J’étais tranquille quand il m’a appelé sur mon portable. Là, on peut dire qu’il m’a pris par surprise. Je ne m’y attendais pas. Peu importe qui c’était puisque l’on en revenait toujours au même. C’était une litanie bien rodée par mes proches qui démarrait par : quand vas-tu trouver du boulot ? Et s’achevait par : on ne peut rien pour toi.

Je n’irais pas par quatre chemins : ce jour-là fut atteint une espèce de point de non-retour. D’accord, pour une raison que j’ignore, j’ai pris ces fadaises en pleine tronche bien plus fort que prévu. Je me croyais blindé, immunisé, mais ils trouvaient sans cesse de nouvelles idées pour m’exploser le moral. C’est dingue, ils avaient toujours les mots justes pour me réduire en cendre, me traîner plus bas que terre. C’était des mots qui puaient la compassion facile nimbée de reproches sous-jacents. Des mots qui faisaient mal et frappaient en traître. Des mots comme des pièges à loups qui refermaient sur vous leurs mâchoires d’acier.

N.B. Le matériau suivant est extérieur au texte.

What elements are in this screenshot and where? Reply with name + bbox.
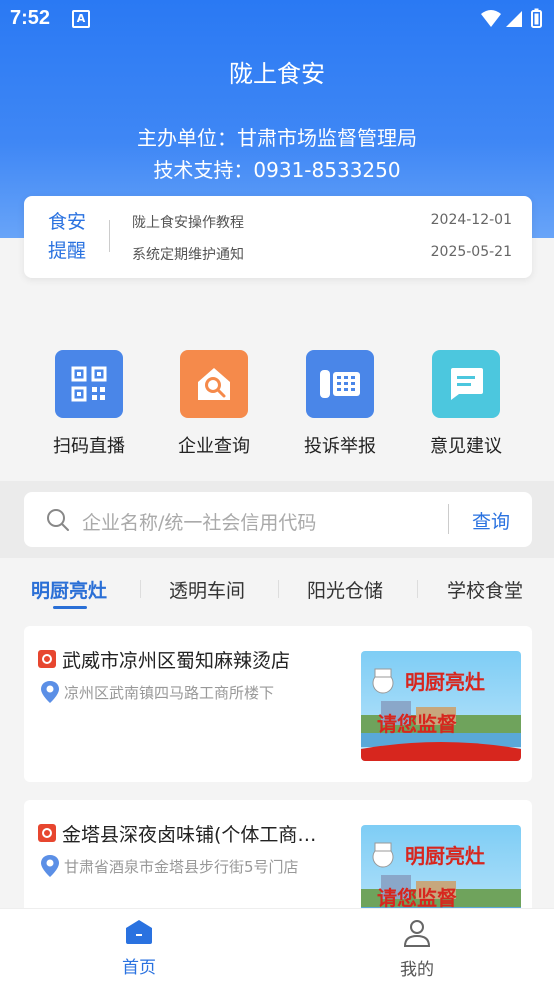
tab-separator xyxy=(417,580,418,598)
tab-separator xyxy=(278,580,279,598)
store-address: 凉州区武南镇四马路工商所楼下 xyxy=(64,684,275,702)
wifi-signal-battery-icon xyxy=(481,8,542,28)
search-button[interactable]: 查询 xyxy=(472,507,510,534)
message-icon xyxy=(432,350,500,418)
support-text: 技术支持：0931-8533250 xyxy=(153,158,401,182)
status-icons xyxy=(480,8,546,34)
location-pin-icon xyxy=(41,681,59,703)
tab-bright-kitchen[interactable]: 明厨亮灶 xyxy=(31,576,107,603)
banner-top-text: 明厨亮灶 xyxy=(405,844,485,868)
notice-title: 系统定期维护通知 xyxy=(132,247,244,263)
grid-item-scan-live[interactable]: 扫码直播 xyxy=(34,350,144,458)
notification-icon: A xyxy=(72,10,90,28)
banner-bottom-text: 请您监督 xyxy=(377,886,457,910)
home-icon xyxy=(126,920,152,944)
app-title: 陇上食安 xyxy=(229,60,325,88)
store-badge-icon xyxy=(38,650,56,668)
tab-transparent-workshop[interactable]: 透明车间 xyxy=(169,576,245,603)
store-name: 金塔县深夜卤味铺(个体工商… xyxy=(62,824,317,846)
user-icon xyxy=(403,920,431,947)
nav-mine[interactable]: 我的 xyxy=(377,919,457,980)
notice-tag-line2: 提醒 xyxy=(47,240,86,262)
grid-label: 意见建议 xyxy=(430,436,502,457)
category-tabs: 明厨亮灶 透明车间 阳光仓储 学校食堂 xyxy=(0,558,554,616)
search-section: 企业名称/统一社会信用代码 查询 xyxy=(0,481,554,558)
list-item[interactable]: 武威市凉州区蜀知麻辣烫店 凉州区武南镇四马路工商所楼下 明厨亮灶 请您监督 xyxy=(24,626,532,782)
location-pin-icon xyxy=(41,855,59,877)
grid-item-suggestion[interactable]: 意见建议 xyxy=(411,350,521,458)
notice-item[interactable]: 陇上食安操作教程 2024-12-01 xyxy=(132,212,512,232)
grid-label: 企业查询 xyxy=(178,436,250,457)
banner-bottom-text: 请您监督 xyxy=(377,712,457,736)
grid-label: 扫码直播 xyxy=(53,436,125,457)
nav-home-label: 首页 xyxy=(122,958,156,978)
nav-home[interactable]: 首页 xyxy=(99,919,179,978)
notice-tag: 食安 提醒 xyxy=(44,208,90,266)
nav-mine-label: 我的 xyxy=(400,960,434,980)
notice-title: 陇上食安操作教程 xyxy=(132,215,244,231)
grid-label: 投诉举报 xyxy=(304,436,376,457)
notice-item[interactable]: 系统定期维护通知 2025-05-21 xyxy=(132,244,512,264)
banner-top-text: 明厨亮灶 xyxy=(405,670,485,694)
grid-item-enterprise-search[interactable]: 企业查询 xyxy=(159,350,269,458)
bottom-nav: 首页 我的 xyxy=(0,908,554,985)
qr-code-icon xyxy=(55,350,123,418)
status-time: 7:52 xyxy=(10,7,51,29)
notice-divider xyxy=(109,220,110,252)
search-divider xyxy=(448,504,449,534)
tab-school-canteen[interactable]: 学校食堂 xyxy=(447,576,523,603)
status-bar: 7:52 A xyxy=(0,0,554,38)
search-input[interactable]: 企业名称/统一社会信用代码 查询 xyxy=(24,492,532,547)
store-banner-image[interactable]: 明厨亮灶 请您监督 xyxy=(361,651,521,761)
notice-tag-line1: 食安 xyxy=(47,211,86,233)
tab-sunshine-storage[interactable]: 阳光仓储 xyxy=(307,576,383,603)
store-badge-icon xyxy=(38,824,56,842)
tab-separator xyxy=(140,580,141,598)
house-search-icon xyxy=(180,350,248,418)
notice-date: 2024-12-01 xyxy=(430,212,512,228)
phone-icon xyxy=(306,350,374,418)
search-placeholder: 企业名称/统一社会信用代码 xyxy=(82,512,317,534)
sponsor-text: 主办单位：甘肃市场监督管理局 xyxy=(137,126,417,150)
tab-active-indicator xyxy=(53,606,87,609)
search-icon xyxy=(47,509,69,531)
store-address: 甘肃省酒泉市金塔县步行街5号门店 xyxy=(64,858,299,876)
notice-date: 2025-05-21 xyxy=(430,244,512,260)
grid-item-complaint[interactable]: 投诉举报 xyxy=(285,350,395,458)
store-name: 武威市凉州区蜀知麻辣烫店 xyxy=(62,650,291,672)
notice-card: 食安 提醒 陇上食安操作教程 2024-12-01 系统定期维护通知 2025-… xyxy=(24,196,532,278)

En attendant, c’était une sacrée droite que je venais de prendre. J’étais K.O debout. Oui, j’ai donné le change avec ma femme, mais mes larmes étaient prêtes à dévaler le long de mes joues. Je n’en revenais pas d’être touché aussi fort, aussi profond. Je ne valais donc pas plus que cela pour eux. J’étais juste un poids sur leur conscience. Un poids dont il fallait se soulager de temps à autre. Ainsi, il me faisait l’aumône d’un conseil à la con alors que nous étions en plein naufrage, que nous n’avions plus rien à bouffer et qu’il fallait encore sauver les apparences coûte que coûte. J’ai mis Marc Bolan, Les Kinks et Patti Smith pour ne pas craquer. Les meilleures chansons du monde peuvent vous sauver la vie, parfois. Je me suis immergé dans la musique. J’étais comme Ray Davis dans Waterloo Sunset, je n’avais pas besoin d’ami.  J’étais au bord du gouffre. Il s’ouvrait en moi de façon très distincte. J’avais envie de tout casser, de faire mal pour voir jusqu’où je pouvais aller dans la déchéance. J’allais avoir quarante berges et j’étais au taquet, vidé, rincé, laminé, sans une once de futur.

   

Soudain dehors, l’orage a éclaté. C’était le premier orage de l’été. Il était agressif, sombre et crachait son courroux avec ferveur, effrayant les enfants. Il a inondé la chambre pendant que j’écrivais ces lignes. Sa rage s’est fondue dans la mienne et finalement, sa violence m’a lavé de ma colère. Je suis resté là à regarder le vent et les rafales de pluies mettre en pièce ce qu’il subsistait de cette belle journée ensoleillée.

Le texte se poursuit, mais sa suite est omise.